In this population of LRTI patients, greater than 90% achieved clinical and microbiological success when the meropenem fCmin/MIC was greater than 5. To some extent, this finding supports results from previously published in vitro and in vivo studies of β-lactams in general; i.e., the bactericidal activity of β-lactams can be maximized when drug concentrations are maintained at four to six times the MIC throughout the dosing interval (12, 13, 16). Specifically, Tam and colleagues found that microbiological success was significantly correlated with the proportion of the dosing interval that cefepime concentrations exceeded 4.3 x the MIC for gram-negative infections in 20 patients (16). Moreover, the results of an in vitro study demonstrated that resistance emergence could be suppressed in P. aeruginosa when the meropenem fCmin/MIC was larger than 6.2 (17). While our objective was not to determine a parameter that would predict suppression of resistance, these data taken together suggest that the values for β-lactam pharmacodynamic targets may be greater than otherwise predicted by in vitro and animal infection studies. Further in vivo study is needed to confirm this observation.
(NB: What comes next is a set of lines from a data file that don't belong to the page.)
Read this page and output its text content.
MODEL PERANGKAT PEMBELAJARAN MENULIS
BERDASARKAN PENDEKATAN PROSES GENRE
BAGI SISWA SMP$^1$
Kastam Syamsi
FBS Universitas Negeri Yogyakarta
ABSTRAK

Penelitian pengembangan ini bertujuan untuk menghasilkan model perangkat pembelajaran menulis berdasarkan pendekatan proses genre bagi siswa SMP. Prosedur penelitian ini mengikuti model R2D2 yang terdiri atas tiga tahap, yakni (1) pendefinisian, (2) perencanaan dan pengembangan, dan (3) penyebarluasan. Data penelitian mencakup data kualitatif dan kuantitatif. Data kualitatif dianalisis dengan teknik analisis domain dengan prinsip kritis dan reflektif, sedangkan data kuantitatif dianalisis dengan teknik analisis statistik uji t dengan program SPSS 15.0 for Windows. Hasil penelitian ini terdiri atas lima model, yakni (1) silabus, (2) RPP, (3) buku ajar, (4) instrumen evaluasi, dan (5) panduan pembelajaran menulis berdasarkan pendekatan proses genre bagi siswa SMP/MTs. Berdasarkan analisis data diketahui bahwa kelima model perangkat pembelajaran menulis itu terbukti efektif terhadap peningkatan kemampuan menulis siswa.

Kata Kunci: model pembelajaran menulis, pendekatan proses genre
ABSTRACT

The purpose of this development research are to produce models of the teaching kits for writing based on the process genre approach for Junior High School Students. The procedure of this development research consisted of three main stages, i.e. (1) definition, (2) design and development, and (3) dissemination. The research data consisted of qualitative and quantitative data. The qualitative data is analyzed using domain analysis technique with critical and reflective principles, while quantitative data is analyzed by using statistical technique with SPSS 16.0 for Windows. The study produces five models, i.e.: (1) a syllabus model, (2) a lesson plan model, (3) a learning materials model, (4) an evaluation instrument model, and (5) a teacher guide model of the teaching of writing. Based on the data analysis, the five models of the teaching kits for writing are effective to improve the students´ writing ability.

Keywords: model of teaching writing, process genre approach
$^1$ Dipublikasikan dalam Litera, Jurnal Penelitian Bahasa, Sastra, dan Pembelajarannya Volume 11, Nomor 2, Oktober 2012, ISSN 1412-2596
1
There are several limitations to our study. First, although we began with data from four separate randomized clinical trials and over 800 patients receiving meropenem, we only identified 101 subjects who met inclusion criteria for this analysis; therefore, the number of events (i.e., failures at specific exposures) in this analysis became small. This was the most likely explanation for our having observed a more powerful relationship between fCmin/MIC and outcome instead of time above the MIC and is also the likely reason for the relatively high response rates predicted by our model, even in the absence of drug exposure (Fig. 3). This reiterates the difficulty in performing such studies and exemplifies the utility of covariate population models. Secondly, no actual patient concentration data were present for this cohort. As such, a population pharmacokinetic model based on patient demographics and renal function was utilized to estimate individual pharmacokinetic parameters and predict exposure. While this model could not be validated for this specific population of patients with LRTI, the demographics and infections in this current study were actually very similar to those of the patients used to develop the original model, including the ranges of body weight, age, serum creatinine levels, creatinine clearance, and diseases (10). In this case, it was suitable to extrapolate the validated model to another similar patient population for the purposes of predicting meropenem exposure without blood sampling. Nevertheless, future antibiotic clinical trials should require sparse blood sampling in all participants for the purposes of applying population models and conducting pharmacodynamic analyses. Lastly, we were limited by the number of independent variables provided in the database, which restricted our ability to control for other important variables (e.g., severity of illness, comorbidities, intensive care unit stay, etc.) in the multivariable model.
In summary, this pharmacodynamic analysis demonstrates a relationship between free drug exposure to meropenem and clinical and microbiological response in this population of patients with lower respiratory tract infections. fCmin/MIC was the most significant pharmacodynamic index to predict clinical and microbiological efficacy.